The court emphasized that not all of these factors need to be present in order to have a proper internship program and that other factors may well be relevant, depending on the nature of the position.
So why then is this bad news for employers, especially considering that it was Fox, the entertainment industry behemoth, who wanted the “primary beneficiary” test in the first place? For one thing, in the Black Swan case, it seems almost impossible for Fox to meet its own standard. Clearly, the Black Swan interns were performing menial tasks that did nothing to enhance their educational experience, they were not getting any skills that could be used in their future, and in all likelihood they were displacing work that would be done by ordinary employees. Fox seems destined to lose the interns’ individual cases.
And the “primary beneficiary” test is not a good one for employers whose internship program offers little educational benefit to its participants. The Second Circuit’s opinion emphasizes that the more menial the work assigned to the interns, the less likely a court will consider them such. In the entertainment and tech industries, where it is not uncommon for employers to have interns perform clerical tasks or work as a gofer, employers are going to have to rethink their models.
In California, the good news from this opinion — raising the bar on class and collective actions — may not be so good after all. The Black Swan case came from a federal court applying the Federal Rules of Civil Procedure and the FLSA. By contrast, most class actions in California are brought under state law in state court which are much more class action-friendly.
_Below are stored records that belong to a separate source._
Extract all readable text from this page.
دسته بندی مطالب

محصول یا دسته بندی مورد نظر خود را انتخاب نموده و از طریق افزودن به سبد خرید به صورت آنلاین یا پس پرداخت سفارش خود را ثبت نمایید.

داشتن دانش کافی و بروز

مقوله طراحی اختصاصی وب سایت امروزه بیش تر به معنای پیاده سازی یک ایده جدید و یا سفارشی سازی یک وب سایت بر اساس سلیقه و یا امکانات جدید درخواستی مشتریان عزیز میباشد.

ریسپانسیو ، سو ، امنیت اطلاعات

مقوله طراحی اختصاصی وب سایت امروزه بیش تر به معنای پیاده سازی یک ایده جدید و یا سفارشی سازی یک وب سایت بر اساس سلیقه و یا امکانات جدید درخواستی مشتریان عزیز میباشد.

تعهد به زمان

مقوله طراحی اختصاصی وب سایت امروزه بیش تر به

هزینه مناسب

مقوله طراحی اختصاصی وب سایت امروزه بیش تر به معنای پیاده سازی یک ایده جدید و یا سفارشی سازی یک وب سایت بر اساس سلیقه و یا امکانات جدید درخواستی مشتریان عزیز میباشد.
While this is the first significant appellate opinion on the issue, it likely will not be the last. Other intern-related class action cases are on appeal and ripe for decision by other courts around the country.
But in California, this opinion will likely have a lasting impact as employers shuffle to bring their internship programs into line. Here, prevailing employees could not only recover unpaid wages and overtime, but a seemingly endless panoply of penalties under the California Labor Code, not to mention attorney’s fees.
The Black Swan case does contain a few helpful guides for employers. First, employers must provide interns with an offer letter that gives interns a “clear understanding” that they will not be paid and that they should not expect a job when the internship ends. Second, there has to be a firm description of the internship program which, not unlike an academic course syllabus, sets forth the work that is to be done and how that work is expected to dovetail with an intern’s educational experience. Third, as much as possible, an employer must strive to tailor the internship to the specific coursework that the intern is pursuing. Put another way, don’t have an engineering major get coffee for studio execs unless he’s looking for a career as a barista; don’t have her buy hypoallergenic pillows unless she wants to work at Bed, Bath and Beyond.
Even with those steps, however, the “win-win” that internships used to provide may be a relic of the past. Unless an internship provides interns with real, hands-on experience and some educational benefit, a court will likely find that interns are employees.